Abstract

Reduced autonomic control of heartbeat intervals occurs with advanced heart disease and is an independent risk factor for mortality in cardiac patients. Such loss of control is manifested in the heartbeat intervals as a reduction in the total variability, including contributions made by oscillatory reflexes. Animal studies suggest that although the loss of autonomic control may arise following acute coronary artery obstruction, myocardial infarction, or other cardiological events, it may also arise periodically from psychological stress and other transient non-stationary influences mediated by the nervous system. Recent clinical studies of high-risk patients suggest that the deterministic measures of heartbeat dynamics may be more sensitive and specific predictors of risk of death than the more usual stochastic ones, such as the mean, standard deviation or power spectrum.

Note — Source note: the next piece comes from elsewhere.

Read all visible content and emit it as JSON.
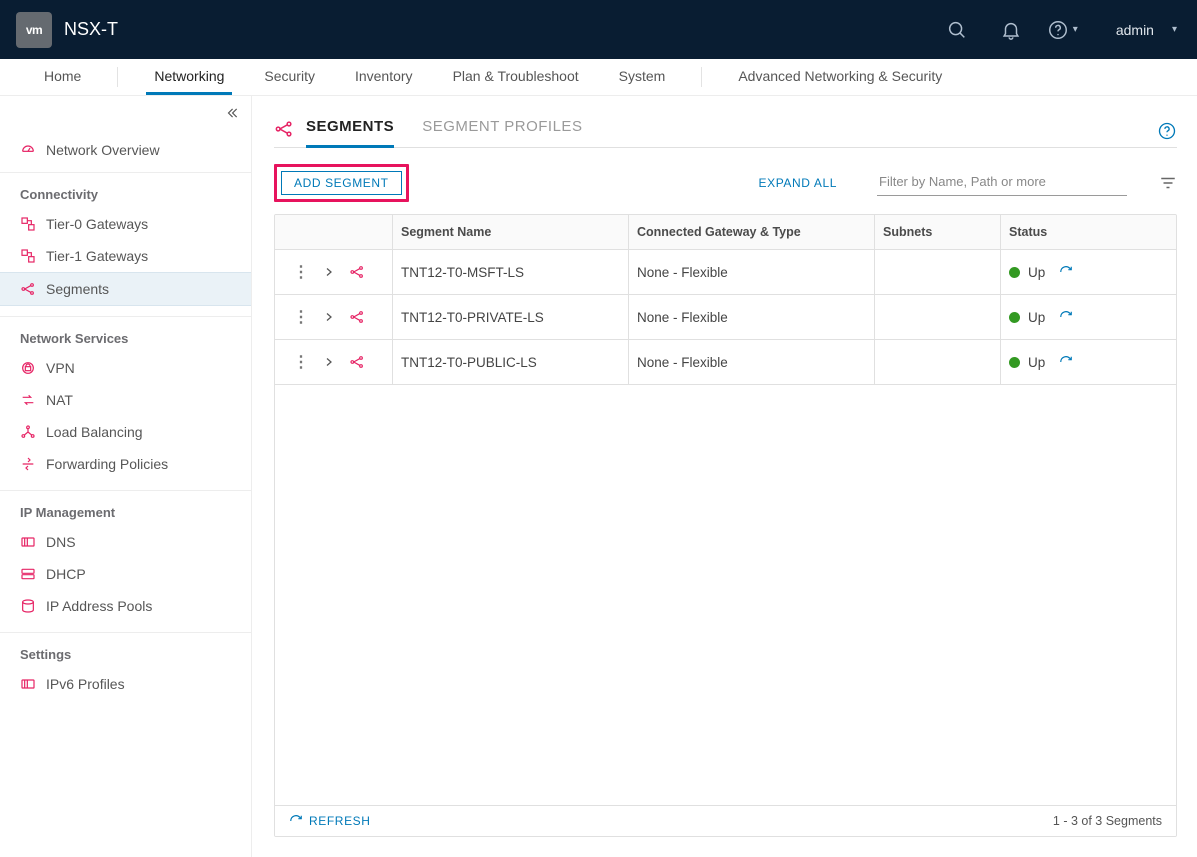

In the present study, several new algorithms based in deterministic chaos theory were applied to a data set made from 20 high-risk patients, each of whom had documented nonsustained ventricular tachycardia (VT) and 10 of whom manifested lethal ventricular fibrillation (VF) within 24 hr. Only the algorithms which measured the time-dependent dimensional complexity (D2i, PD2i) in the data were able to discriminate those patients that later manifested VF. The algorithm which treated the problem of data nonstationarity (PD2i) had the highest sensitivity (100%) and specificity (100%) (P < 0.001, binomial test). Those algorithms which detected order in the data (stochastic-surrogates, determinism, largest Lyapunov exponent, entropy) clearly showed all data to contain low-dimensional chaos, but the order itself did not discriminate between VF and VT risk. It is concluded that among the nonlinear measures of heart rate variability, the ones that quantify the time-dependent complexity, as opposed to detecting the order, are best able to predict clinical risk of sudden cardiac death.